Space Wars use of today’s technical possibilities and probable future conflicts and strategies, tell decent “reality” fiction for the writer or analyst, but not real drama. The weapons and politics in Space Wars exist now, not knowing two years from now what the world will have the ability to do or produce. Not really Tom Clancy in-depth character plots (Clancy used a version of the wargame Harpoon to write his first major success–The Hunt for Red October), Space Wars explains and forecasts better the range and style of future war than the mid-1990s book The Next War by former Secretary Defense Caspar Weinberger.

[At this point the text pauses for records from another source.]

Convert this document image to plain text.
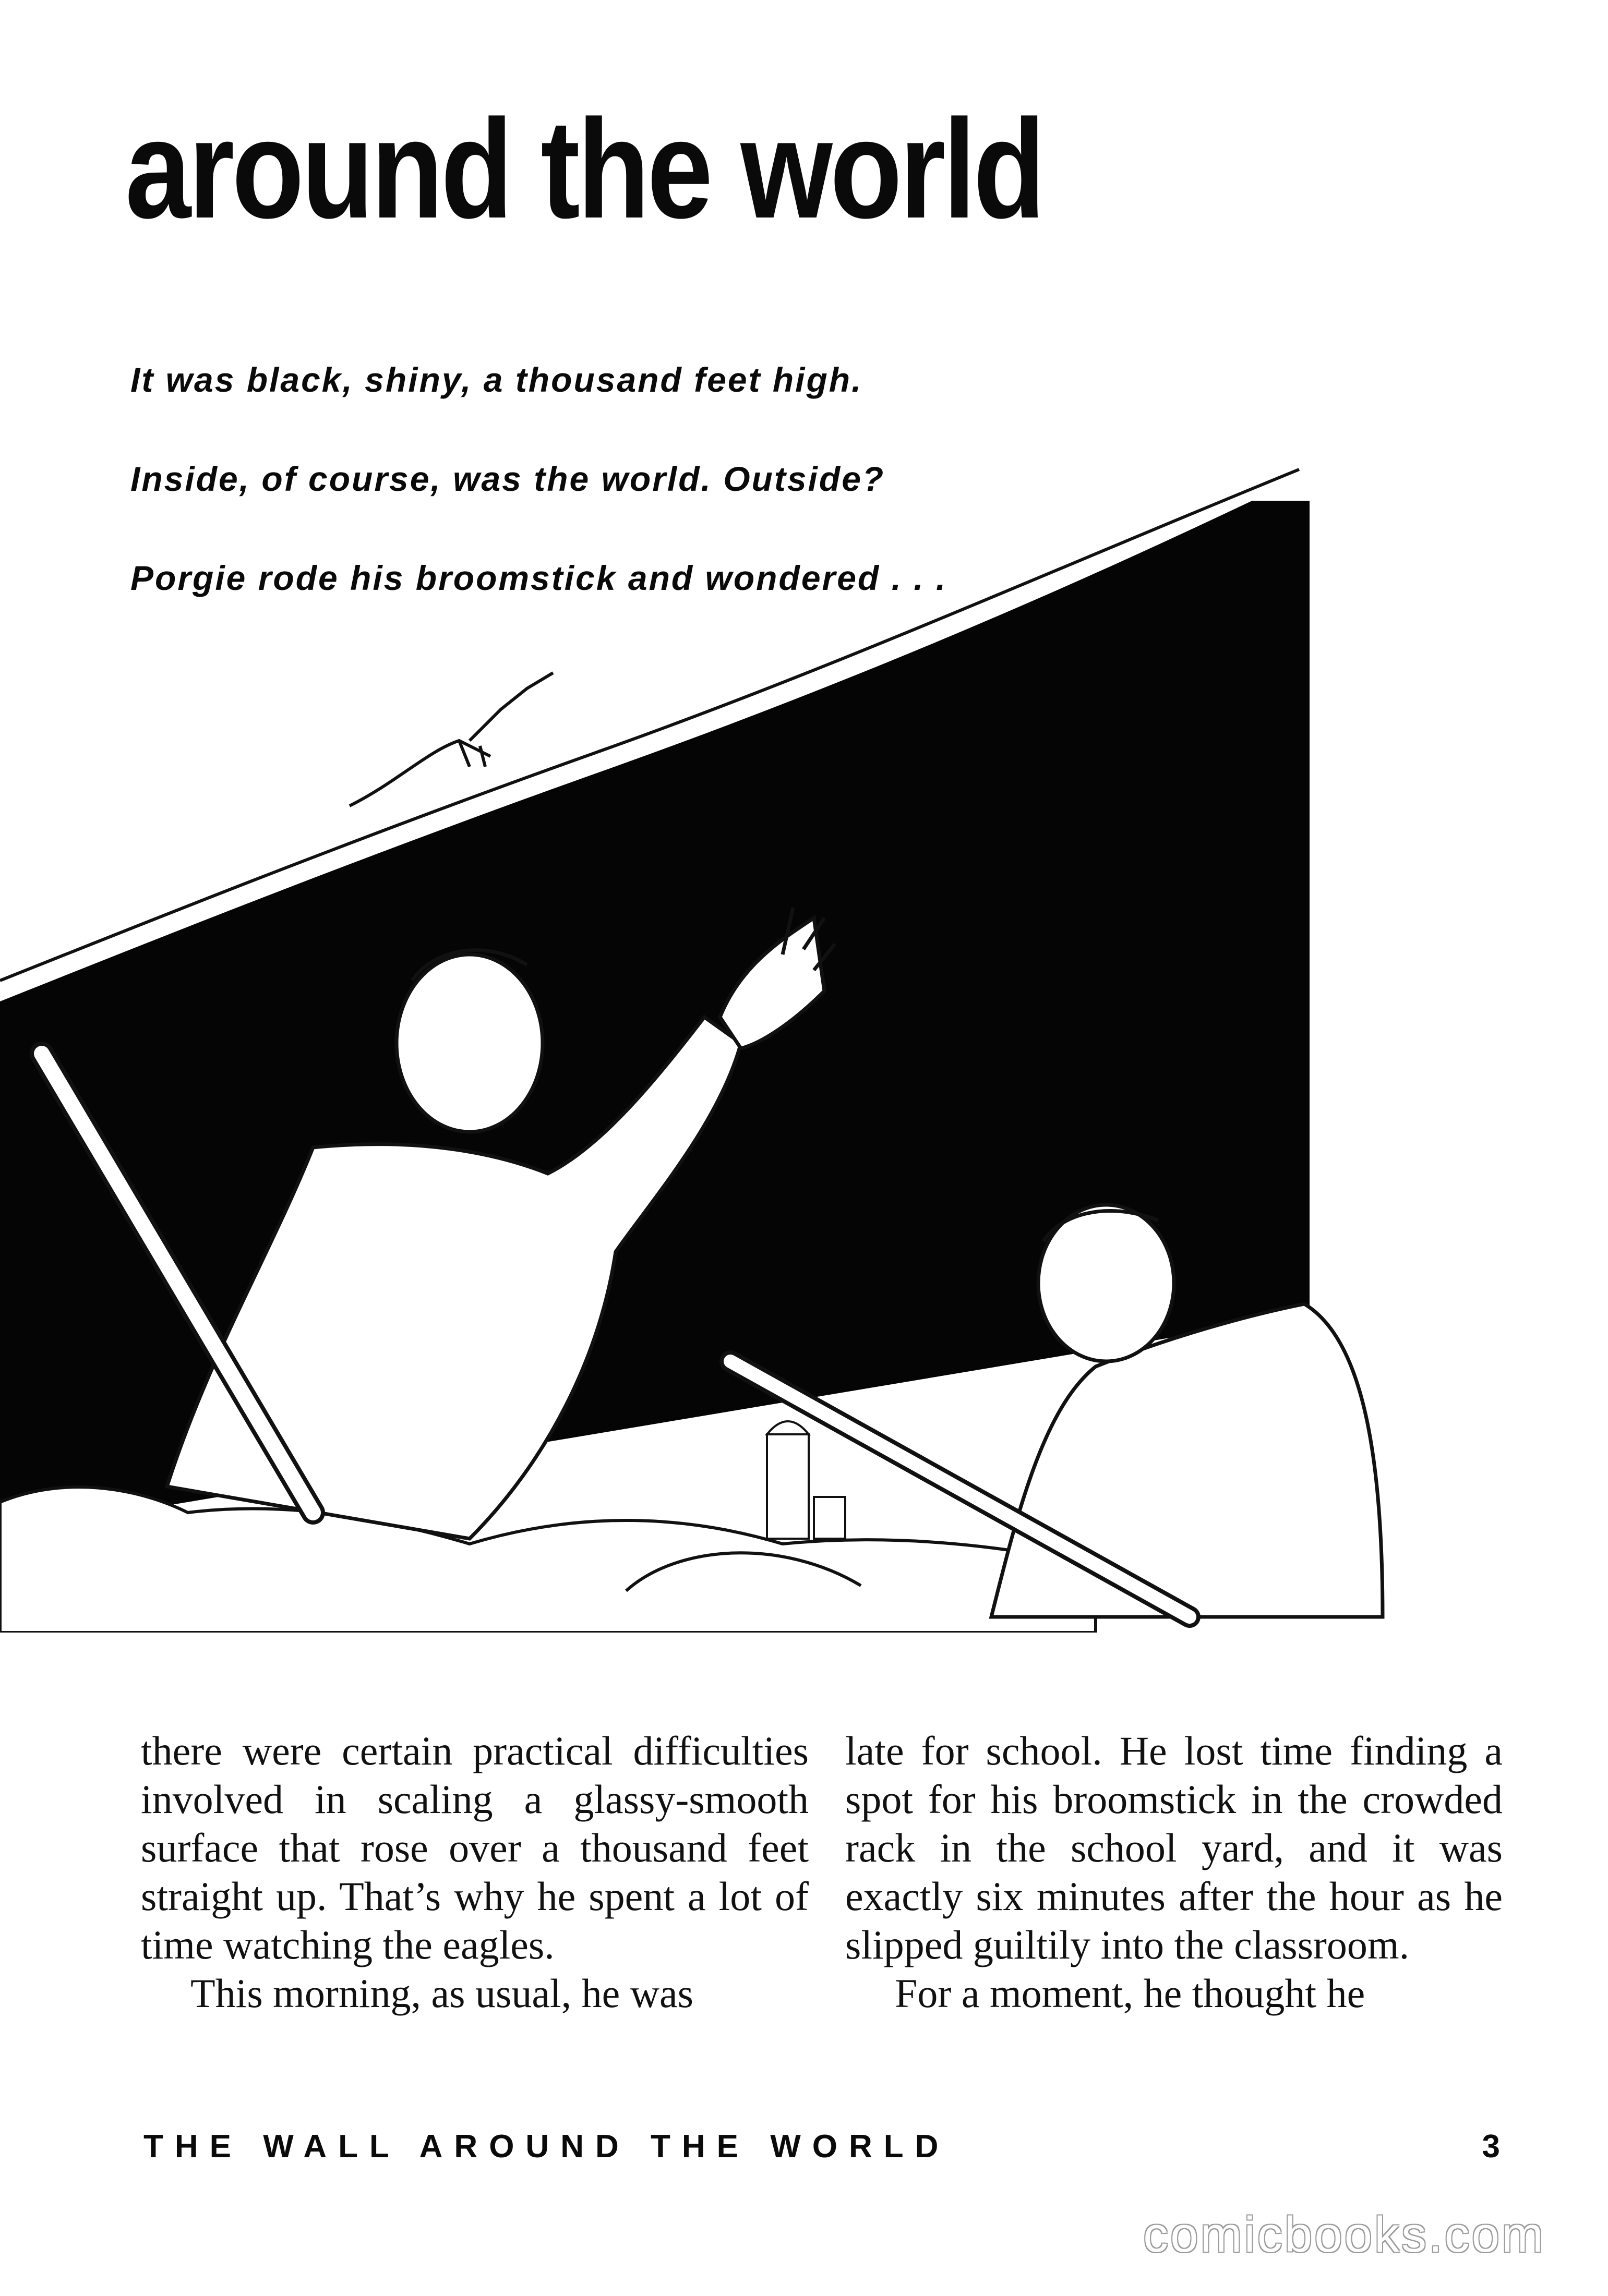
around the world
It was black, shiny, a thousand feet high.
Inside, of course, was the world. Outside?
Porgie rode his broomstick and wondered . . .

there were certain practical difficulties involved in scaling a glassy-smooth surface that rose over a thousand feet straight up. That’s why he spent a lot of time watching the eagles.

This morning, as usual, he was

late for school. He lost time finding a spot for his broomstick in the crowded rack in the school yard, and it was exactly six minutes after the hour as he slipped guiltily into the classroom.

For a moment, he thought he

THE WALL AROUND THE WORLD	3
comicbooks.com
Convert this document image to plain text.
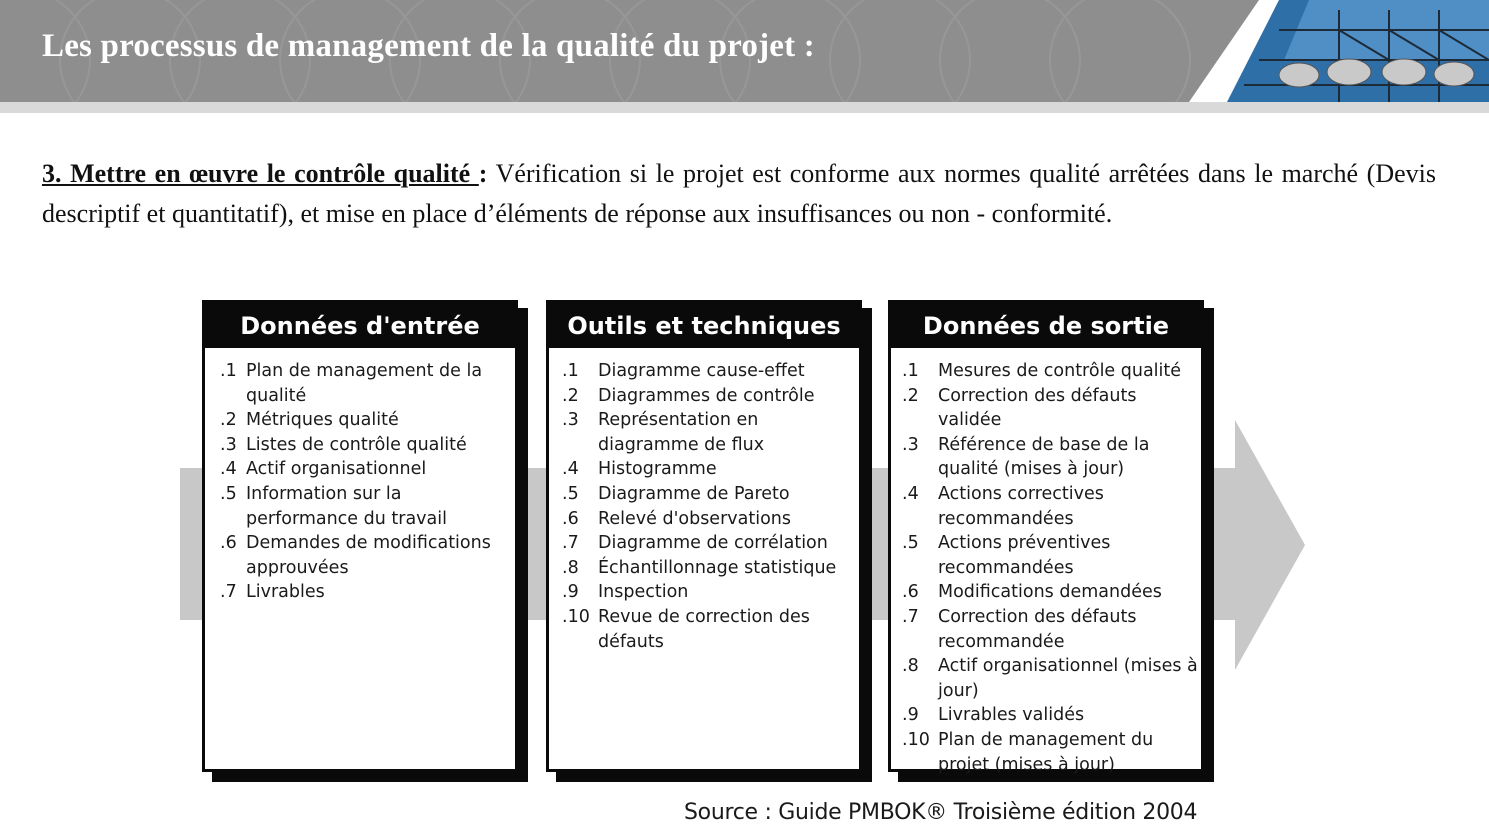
Les processus de management de la qualité du projet :
3. Mettre en œuvre le contrôle qualité : Vérification si le projet est conforme aux normes qualité arrêtées dans le marché (Devis descriptif et quantitatif), et mise en place d’éléments de réponse aux insuffisances ou non - conformité.
Données d'entrée
.1 Plan de management de la qualité
.2 Métriques qualité
.3 Listes de contrôle qualité
.4 Actif organisationnel
.5 Information sur la performance du travail
.6 Demandes de modifications approuvées
.7 Livrables
Outils et techniques
.1 Diagramme cause-effet
.2 Diagrammes de contrôle
.3 Représentation en diagramme de flux
.4 Histogramme
.5 Diagramme de Pareto
.6 Relevé d'observations
.7 Diagramme de corrélation
.8 Échantillonnage statistique
.9 Inspection
.10 Revue de correction des défauts
Données de sortie
.1 Mesures de contrôle qualité
.2 Correction des défauts validée
.3 Référence de base de la qualité (mises à jour)
.4 Actions correctives recommandées
.5 Actions préventives recommandées
.6 Modifications demandées
.7 Correction des défauts recommandée
.8 Actif organisationnel (mises à jour)
.9 Livrables validés
.10 Plan de management du projet (mises à jour)
Source : Guide PMBOK® Troisième édition 2004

In that book, Weinberger and his co-authors saw possible wars with Russia, Japan, and Mexico. Whereas The Next War incorporated anti-ballistic missile systems as part of the still-possible war with Russia, Space Wars really extends to the next level in a national military strategy: Space power now and for years such as sea power and then maritime supremacy helped formed a modern era since the Reformation 500 years ago.
Space Wars shows the utility that computer modeling already has on human affairs. As more things come under computer supervision, and if such model simulation gaming and theory can anticipate the actions of an “enemy,” who benefits if computers really do go “on-line” in artificial awareness? Would they correct errors people program them to see and anticipate? Then, human error could be eliminated completely. What then for our freedom for the art of living, let alone artist like Sun Tzu?